Die Franzosen aber dachten, die Deutschen wären alle totgeschossen, und stellten schon ihre Gewehre auf die Erde und ruhten sich wieder vom Kriege aus. Aber nun kommandierte der General wieder: Aufstehn! und: Marsch, marsch! Hui, da wurden die Toten wieder lebendig und rannten wieder, was sie konnten, über die Wiese dahin. Und die Franzosen vergaßen wieder das Schießen und ließen die Deutschen noch viel dichter herankommen. Ehe sie aber die Gewehre an die Backe halten konnten, hatten sich die Deutschen schon alle wieder hingeworfen. So, sagte der General, nun kommt das letzte Mal! Und wieder sprangen die Deutschen auf und rannten, was sie konnten. Aber diesmal warfen sie sich nicht wieder hin, sondern sie gingen ganz rasch, 1 2 1 2 1 2, und ihre Gewehre blitzten, denn sie hatten ihre Säbel oben hinaufgesteckt, nun konnten sie schießen und stechen zu gleicher Zeit.

Und dann fing auf einmal die Musik an zu spielen, daß es nur so donnerte, und die Soldaten schrien mit lauter Stimme: Hurra, hurra, hurra! Da kriegten die Franzosen einen gewaltigen Schreck. Ergeben! schrien die Deutschen und jeder packte einen Franzosen an der Brust; ergeben oder ich schieß dich tot. Da bettelten die Franzosen: Gnade, Gnade! und warfen ihre Gewehre auf die Erde und ließen sich gefangennehmen. Einige aber, und dabei war auch der Kaiser Napoleon von den Franzosen, die liefen was sie konnten davon, immer weiter nach Frankreich hinein. Doch was war denn das? Auf einma1 sprangen ihnen auch von der andern Seite die Deutschen entgegen und schrien: Halt, wo wollt ihr hin? Und nun waren die Franzosen alle gefangen, auch der Kaiser Napoleon, und mußten mit nach Deutschland hinein.

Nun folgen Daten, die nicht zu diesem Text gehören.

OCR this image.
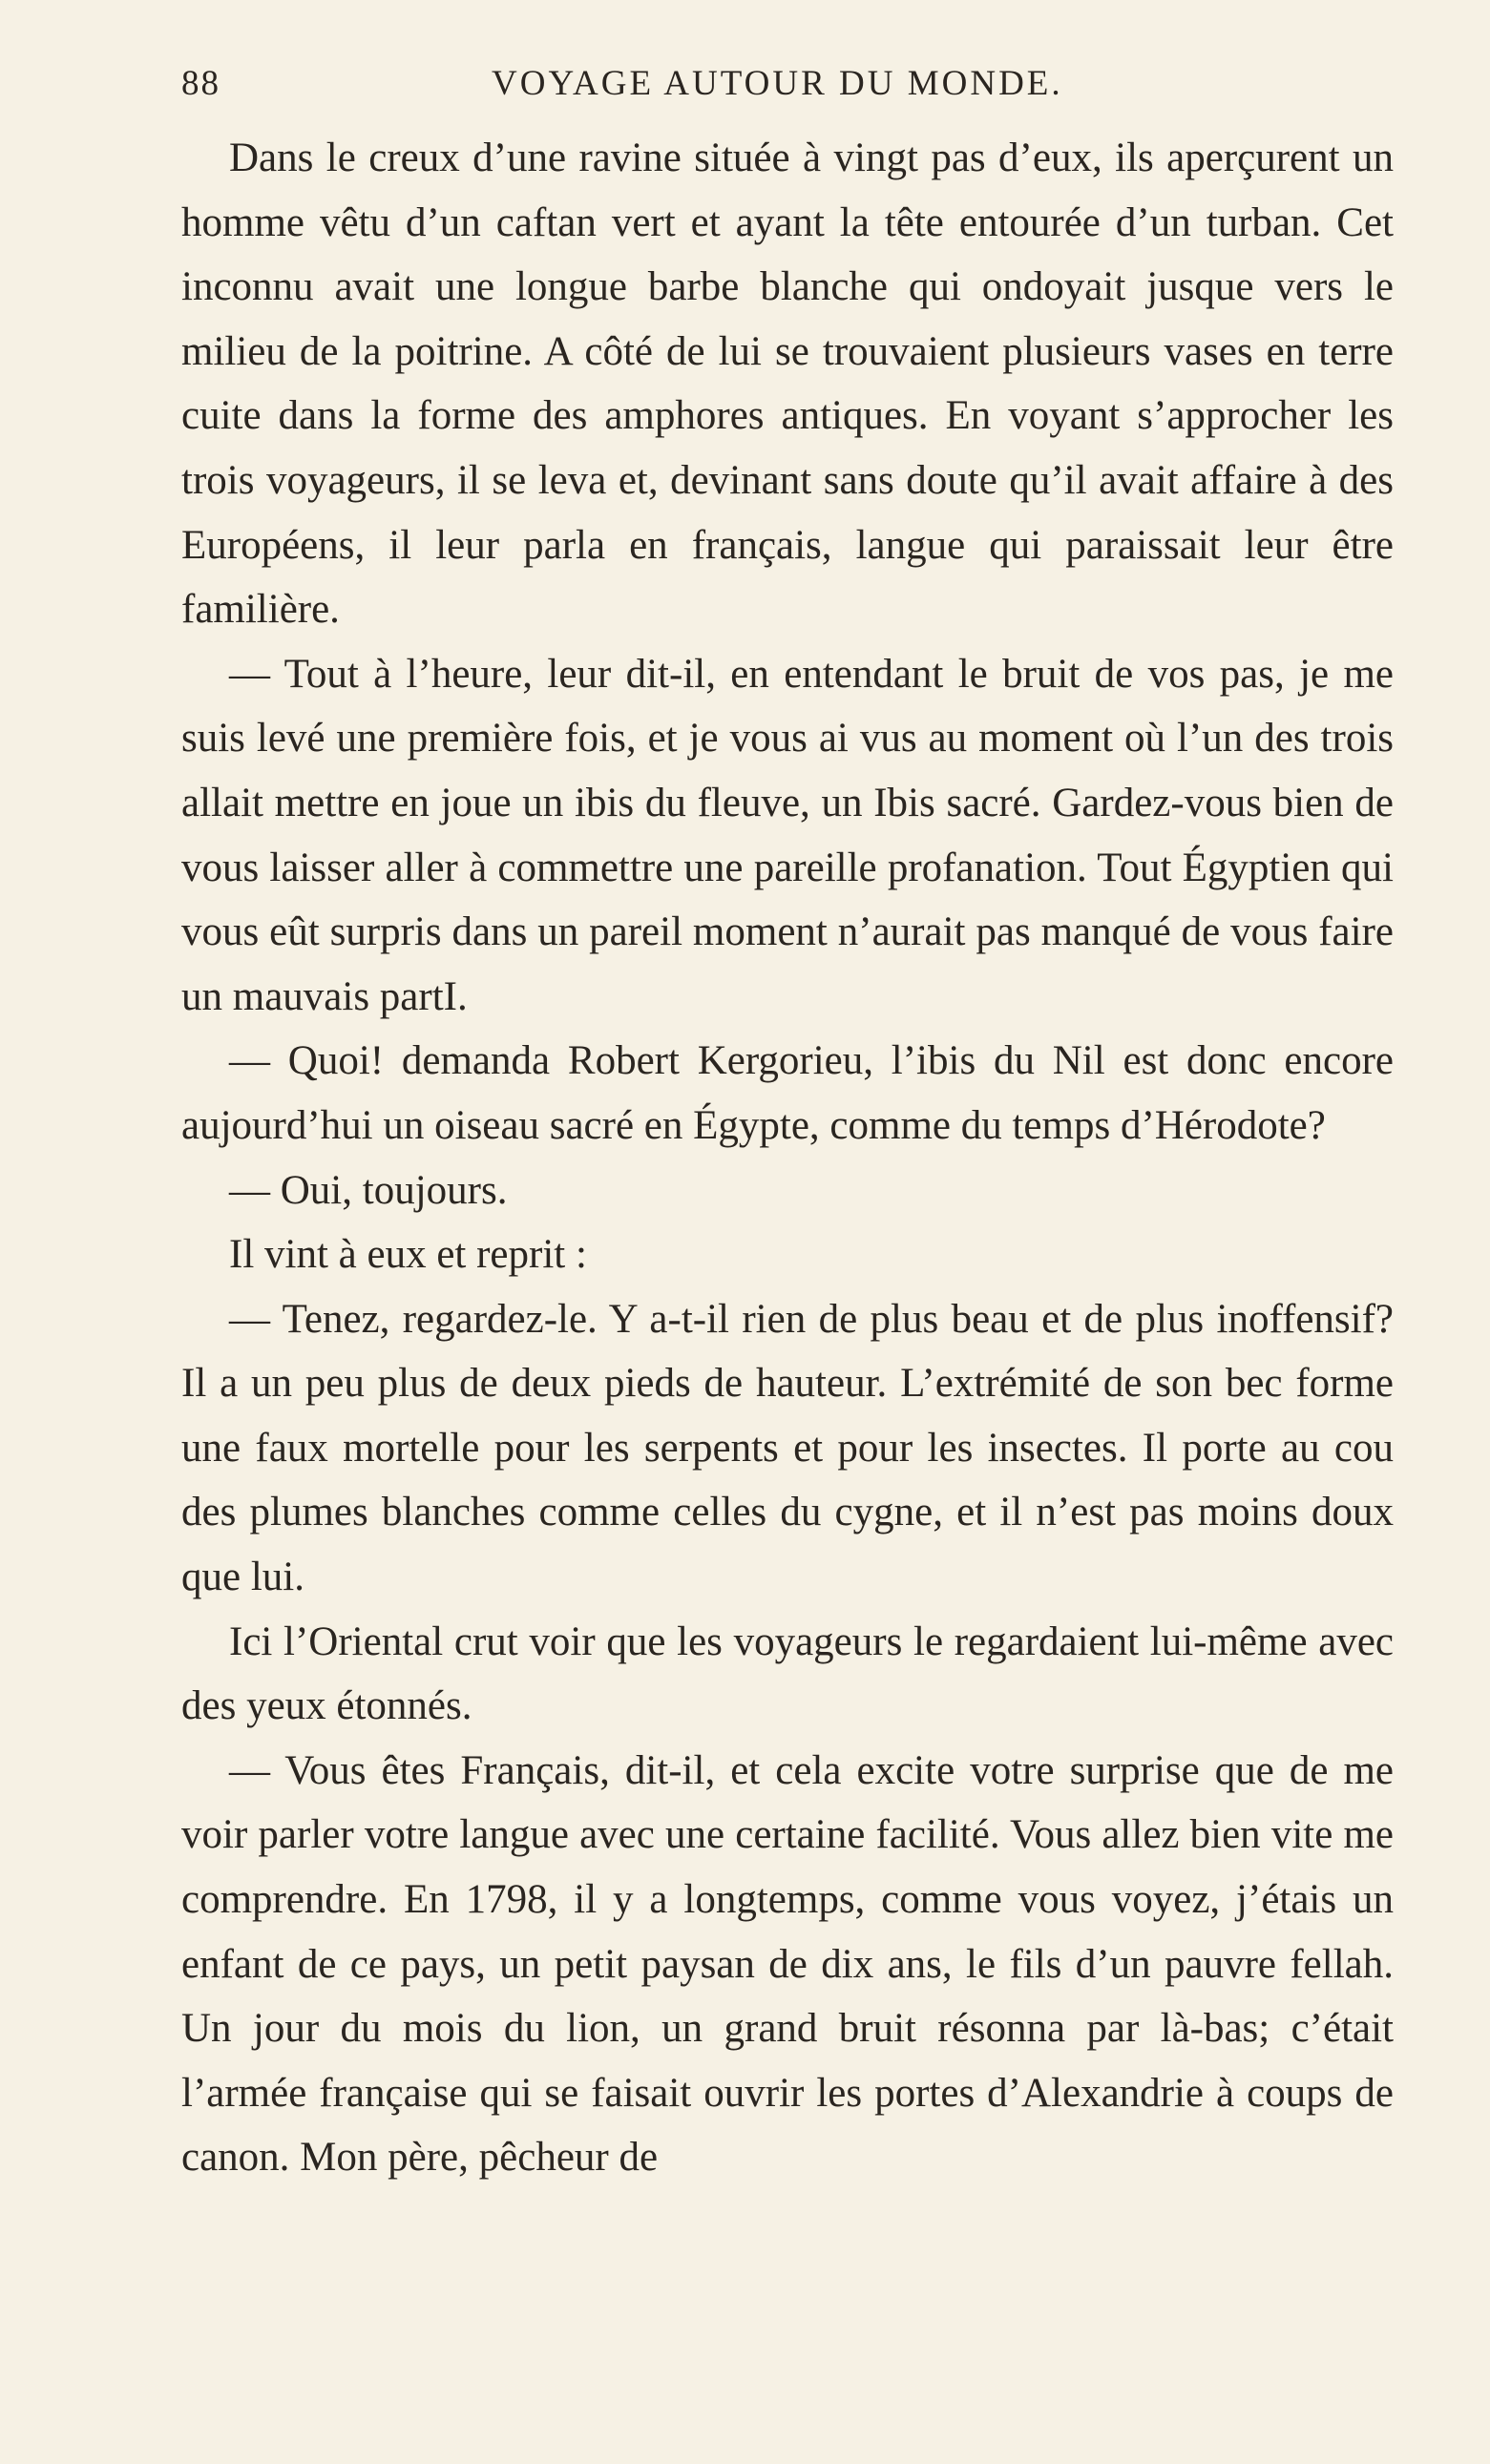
88	VOYAGE AUTOUR DU MONDE.

Dans le creux d’une ravine située à vingt pas d’eux, ils aperçurent un homme vêtu d’un caftan vert et ayant la tête entourée d’un turban. Cet inconnu avait une longue barbe blanche qui ondoyait jusque vers le milieu de la poitrine. A côté de lui se trouvaient plusieurs vases en terre cuite dans la forme des amphores antiques. En voyant s’approcher les trois voyageurs, il se leva et, devinant sans doute qu’il avait affaire à des Européens, il leur parla en français, langue qui paraissait leur être familière.

— Tout à l’heure, leur dit-il, en entendant le bruit de vos pas, je me suis levé une première fois, et je vous ai vus au moment où l’un des trois allait mettre en joue un ibis du fleuve, un Ibis sacré. Gardez-vous bien de vous laisser aller à commettre une pareille profanation. Tout Égyptien qui vous eût surpris dans un pareil moment n’aurait pas manqué de vous faire un mauvais partI.

— Quoi! demanda Robert Kergorieu, l’ibis du Nil est donc encore aujourd’hui un oiseau sacré en Égypte, comme du temps d’Hérodote?

— Oui, toujours.

Il vint à eux et reprit :

— Tenez, regardez-le. Y a-t-il rien de plus beau et de plus inoffensif? Il a un peu plus de deux pieds de hauteur. L’extrémité de son bec forme une faux mortelle pour les serpents et pour les insectes. Il porte au cou des plumes blanches comme celles du cygne, et il n’est pas moins doux que lui.

Ici l’Oriental crut voir que les voyageurs le regardaient lui-même avec des yeux étonnés.

— Vous êtes Français, dit-il, et cela excite votre surprise que de me voir parler votre langue avec une certaine facilité. Vous allez bien vite me comprendre. En 1798, il y a longtemps, comme vous voyez, j’étais un enfant de ce pays, un petit paysan de dix ans, le fils d’un pauvre fellah. Un jour du mois du lion, un grand bruit résonna par là-bas; c’était l’armée française qui se faisait ouvrir les portes d’Alexandrie à coups de canon. Mon père, pêcheur de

Kaiser Wilhelm aber, der von weitem gestanden und sich alles mit angesehn hatte, kam heran, schüttelte dem General die Hand, dankte ihm vielmals und steckte ihm einen blanken Orden an die Brust. Nun zogen sie alle wieder nach Deutschland hinein. Als sie aber an das große Wasser kamen, da war die Brücke vollgestopft von Menschen, und Kränze hingen zwischen den Laternen, und mitten über der Brücke hing ein großes Schild, darauf stand: Willkommen! Und die Leute riefen hurra und legten den Soldaten kleine Kränze auf den Helm und die Musik spielte: Heil dir im Siegerkranz. Und dann gingen sie alle wieder nach Haus und ruhten vom Kriege aus.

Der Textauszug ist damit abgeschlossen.